This is a book of two halves, except that the halves are jumbled up and the reader has to dig around to decipher the half that appeals. It's a simple and rather plotless story of a mediocre man's life, from his early childhood as a serviceman's child, to the septuagenarian set against world history. The connections between the history and his individual events are drawn as symbolic or catalyst, the best example being the Cuban Missile Crisis serving as a warning that the teenager may die without any carnal knowledge.

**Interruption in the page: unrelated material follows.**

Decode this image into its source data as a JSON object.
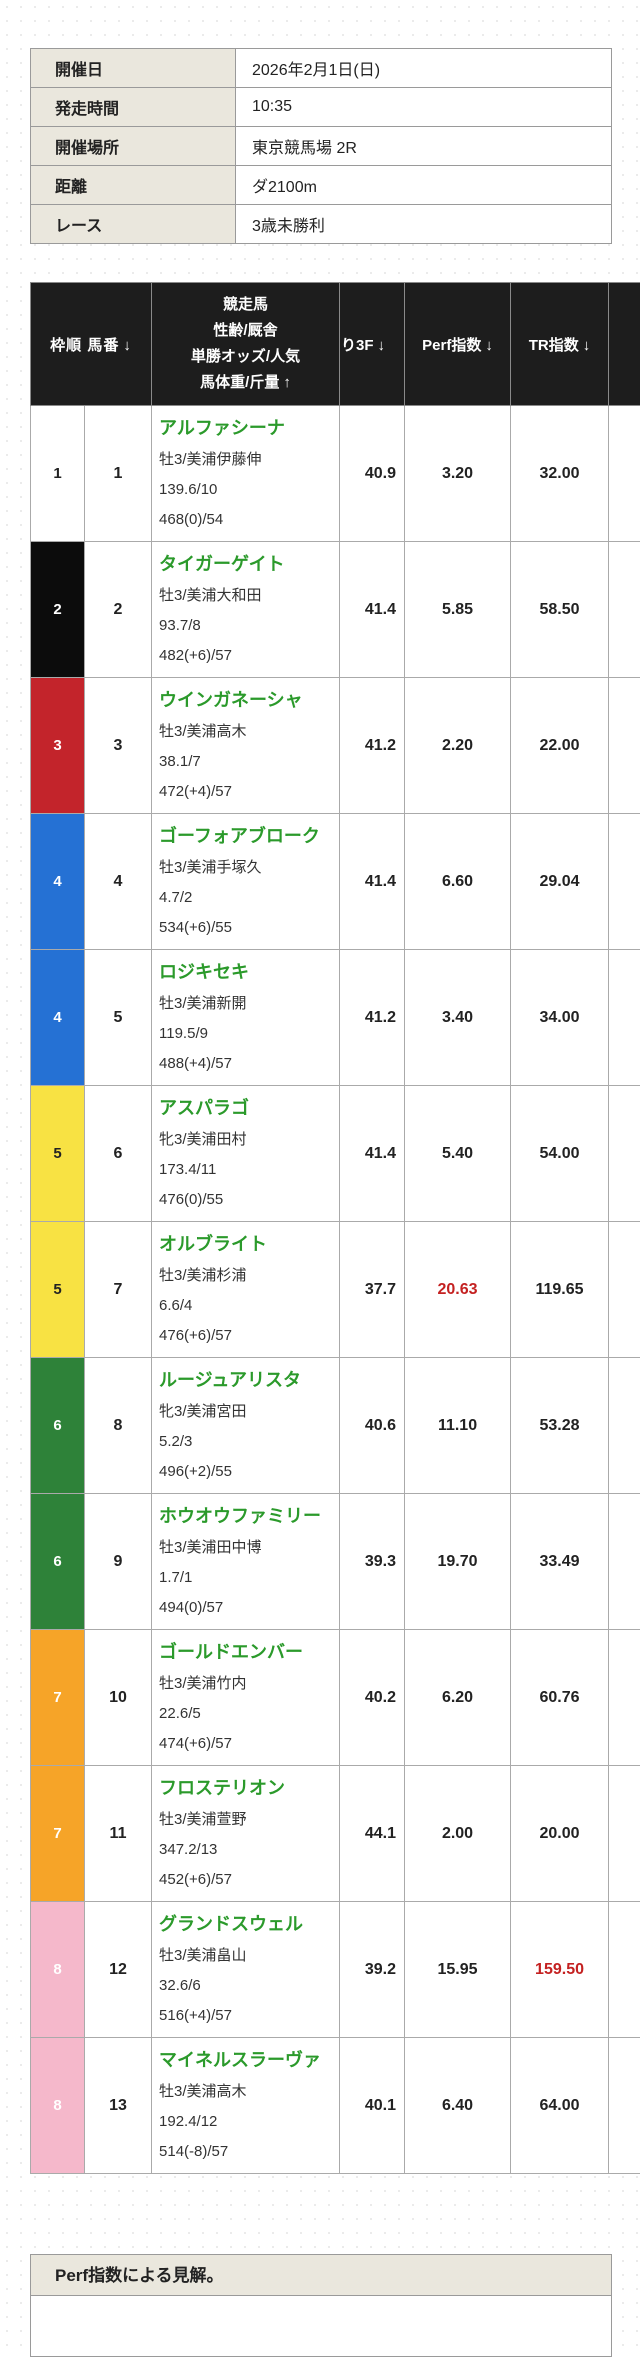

It is this first sexual experience and its consequences that run through the book. A female piano teacher is physically, mentally and sexually abusive and the boy believes that this is a thing of love. It is a fantasy for him but I did wonder how different it would have been if the teacher were a man. As the years pass the police inform him that times have changed and a crime has been committed. The story opens with his memory of a piano lesson, the detail of the teacher's perfume, the pattern of the tiles in intense and intoxicating detail, before switching to the police asking him about his missing wife, many years later. She left him and their very young baby, so she could write novels in Germany.
There is a non-linear approach to his life and the world history, as if he looks back on it all. He is aimless and unambitious and the bigger events encourage him to react in some way, sometimes a tenuous link but as he feels powerless he attaches significance. Perhaps typical of his generation he “lolled on history’s aproned lap, nestling into a little fold of time, eating all the cream” he drifts from one thing to another, never finding a career or purpose. There are references to 'lessons' throughout but the best one is that the lessons learned are 'the years'. Or perhaps that a good story shouldn't spoiled by lessons learned.

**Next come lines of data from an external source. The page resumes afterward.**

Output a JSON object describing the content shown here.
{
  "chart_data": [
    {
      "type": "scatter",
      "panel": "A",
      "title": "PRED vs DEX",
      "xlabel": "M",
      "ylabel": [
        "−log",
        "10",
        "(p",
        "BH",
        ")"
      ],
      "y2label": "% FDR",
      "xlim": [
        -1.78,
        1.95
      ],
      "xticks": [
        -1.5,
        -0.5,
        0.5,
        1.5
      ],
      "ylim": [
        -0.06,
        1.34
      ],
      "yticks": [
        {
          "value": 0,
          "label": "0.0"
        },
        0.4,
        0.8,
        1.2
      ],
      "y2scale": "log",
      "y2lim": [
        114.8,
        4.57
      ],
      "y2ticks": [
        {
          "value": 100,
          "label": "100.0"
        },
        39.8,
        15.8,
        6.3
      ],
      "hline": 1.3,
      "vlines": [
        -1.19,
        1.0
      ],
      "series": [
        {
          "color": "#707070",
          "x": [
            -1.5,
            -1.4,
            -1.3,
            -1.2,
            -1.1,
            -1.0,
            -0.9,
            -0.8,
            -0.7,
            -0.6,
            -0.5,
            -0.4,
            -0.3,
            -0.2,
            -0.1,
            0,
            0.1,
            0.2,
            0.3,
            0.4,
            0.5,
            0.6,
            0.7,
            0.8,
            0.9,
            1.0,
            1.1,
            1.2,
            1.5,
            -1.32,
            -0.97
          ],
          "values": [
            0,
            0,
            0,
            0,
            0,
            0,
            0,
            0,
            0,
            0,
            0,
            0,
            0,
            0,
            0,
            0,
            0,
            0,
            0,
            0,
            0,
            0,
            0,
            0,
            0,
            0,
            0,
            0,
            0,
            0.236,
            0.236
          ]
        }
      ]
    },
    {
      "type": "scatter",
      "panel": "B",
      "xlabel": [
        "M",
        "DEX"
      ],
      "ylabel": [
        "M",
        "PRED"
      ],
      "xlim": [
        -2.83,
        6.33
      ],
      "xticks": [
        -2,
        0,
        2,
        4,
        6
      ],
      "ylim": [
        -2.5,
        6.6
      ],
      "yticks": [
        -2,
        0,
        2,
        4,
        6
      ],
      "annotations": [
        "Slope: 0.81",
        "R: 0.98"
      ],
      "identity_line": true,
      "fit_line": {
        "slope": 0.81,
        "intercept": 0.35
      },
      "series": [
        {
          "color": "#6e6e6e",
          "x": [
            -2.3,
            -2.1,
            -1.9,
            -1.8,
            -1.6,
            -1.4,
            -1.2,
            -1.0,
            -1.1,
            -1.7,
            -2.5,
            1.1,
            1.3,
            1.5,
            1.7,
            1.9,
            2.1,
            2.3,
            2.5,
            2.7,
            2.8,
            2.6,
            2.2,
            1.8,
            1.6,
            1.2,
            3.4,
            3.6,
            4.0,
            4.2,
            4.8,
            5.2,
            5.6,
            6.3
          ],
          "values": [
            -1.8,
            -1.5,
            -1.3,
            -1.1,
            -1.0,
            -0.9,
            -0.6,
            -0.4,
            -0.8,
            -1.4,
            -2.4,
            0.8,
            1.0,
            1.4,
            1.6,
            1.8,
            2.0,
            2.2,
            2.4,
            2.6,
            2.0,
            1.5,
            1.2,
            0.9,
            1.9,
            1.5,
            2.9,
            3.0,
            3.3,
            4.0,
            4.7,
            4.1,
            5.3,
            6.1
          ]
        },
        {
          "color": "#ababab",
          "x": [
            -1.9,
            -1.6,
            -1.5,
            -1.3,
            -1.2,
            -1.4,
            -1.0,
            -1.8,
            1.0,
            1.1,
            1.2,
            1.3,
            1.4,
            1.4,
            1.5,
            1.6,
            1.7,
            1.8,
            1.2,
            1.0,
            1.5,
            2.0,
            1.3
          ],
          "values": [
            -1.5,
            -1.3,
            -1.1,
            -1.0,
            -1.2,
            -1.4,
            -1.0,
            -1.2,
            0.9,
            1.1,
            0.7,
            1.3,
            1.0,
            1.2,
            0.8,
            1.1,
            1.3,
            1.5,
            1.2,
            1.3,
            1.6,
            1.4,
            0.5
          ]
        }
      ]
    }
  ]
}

There is far too much exposition surrounding parts of his life, and the events are too often listed like a newspaper summary text, most of which fails to hold my attention. It took me a month to read this book and I read three other books between starting and finishing this one. At almost five hundred pages it can afford to lose a few.
However, the parts that are immediate are intense and all-consuming. McEwan knows the human condition and the English language and uses these skills to absorb the reader: this is the half I looked forward to reading. The women in the story are the characters who stand out, some very unlikeable but interesting nonetheless, who perhaps serve all of the lessons. The most important being one of the youngest.
A story about reflection and regret, and how much power an individual has. This is a complex and yet simple tale, relevant to us all.
Published by Random House UK, Vintage, Jonathan Cape on 13 September 2022.
Advanced review copy supplied by the publisher.